By monitoring the temperature changes, you can figure out the infected body temperature.
With symptoms like sore throat low grade fever, You should take immediate action to prevent spread to others. The most likely victims could be your family, friends, and colleagues.
Now the question is, can a tiny temperature rhythm predict brewing infections like COVID?
Scientists are still learning more about how the human body regulates itself and respond to disease. And along the way, we might let go of some assumptions about what’s normal and healthy. – Obsessing about 98.6 is wrong.
Everybody should have a nice daily rhythm of their temperature. The only time your temperature is constant is when you’re dead and its room temperature.
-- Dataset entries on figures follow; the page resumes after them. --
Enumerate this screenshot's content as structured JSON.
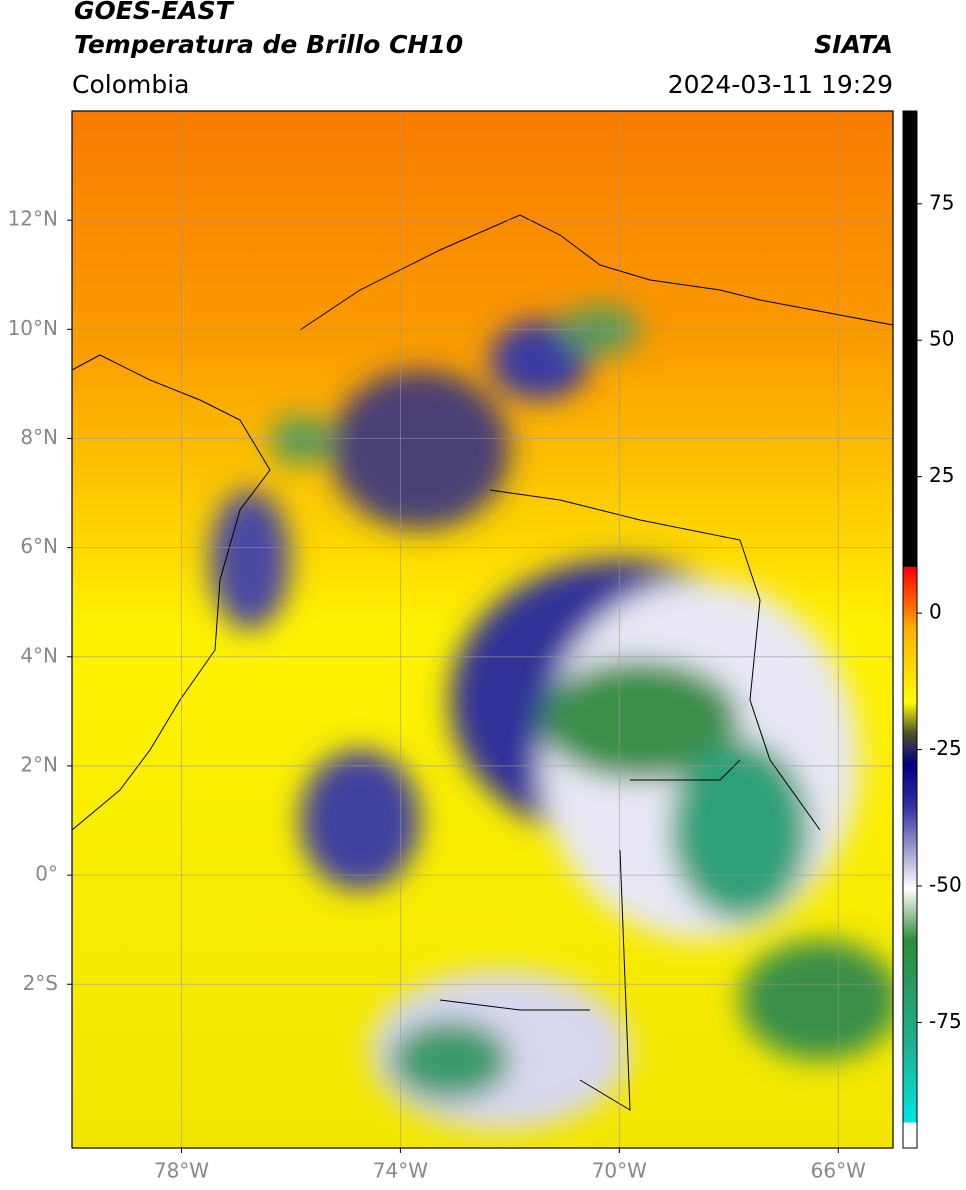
{
  "header": {
    "satellite": "GOES-EAST",
    "product": "Temperatura de Brillo CH10",
    "source": "SIATA",
    "region": "Colombia",
    "datetime": "2024-03-11 19:29"
  },
  "map": {
    "xlim": [
      -80,
      -65
    ],
    "ylim": [
      -5,
      14
    ],
    "xticks": [
      {
        "value": -78,
        "label": "78°W"
      },
      {
        "value": -74,
        "label": "74°W"
      },
      {
        "value": -70,
        "label": "70°W"
      },
      {
        "value": -66,
        "label": "66°W"
      }
    ],
    "yticks": [
      {
        "value": 12,
        "label": "12°N"
      },
      {
        "value": 10,
        "label": "10°N"
      },
      {
        "value": 8,
        "label": "8°N"
      },
      {
        "value": 6,
        "label": "6°N"
      },
      {
        "value": 4,
        "label": "4°N"
      },
      {
        "value": 2,
        "label": "2°N"
      },
      {
        "value": 0,
        "label": "0°"
      },
      {
        "value": -2,
        "label": "2°S"
      }
    ]
  },
  "colorbar": {
    "lim": [
      -98,
      92
    ],
    "ticks": [
      75,
      50,
      25,
      0,
      -25,
      -50,
      -75
    ]
  }
}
So thinking about the patterns of change rather than the absolute number is much more important.
In conclusion, just because you have a sore throat with low grade fever or a cough with low grade fever, doesn’t mean that you are infected with coronavirus. But we cannot ignore and become a super spreader. We need to inform the concerned authorities.
There are a lot of smart people working hard to make this situation better, our awareness is their strength.
(For informational purpose only. Consult your local medical authority for advice.)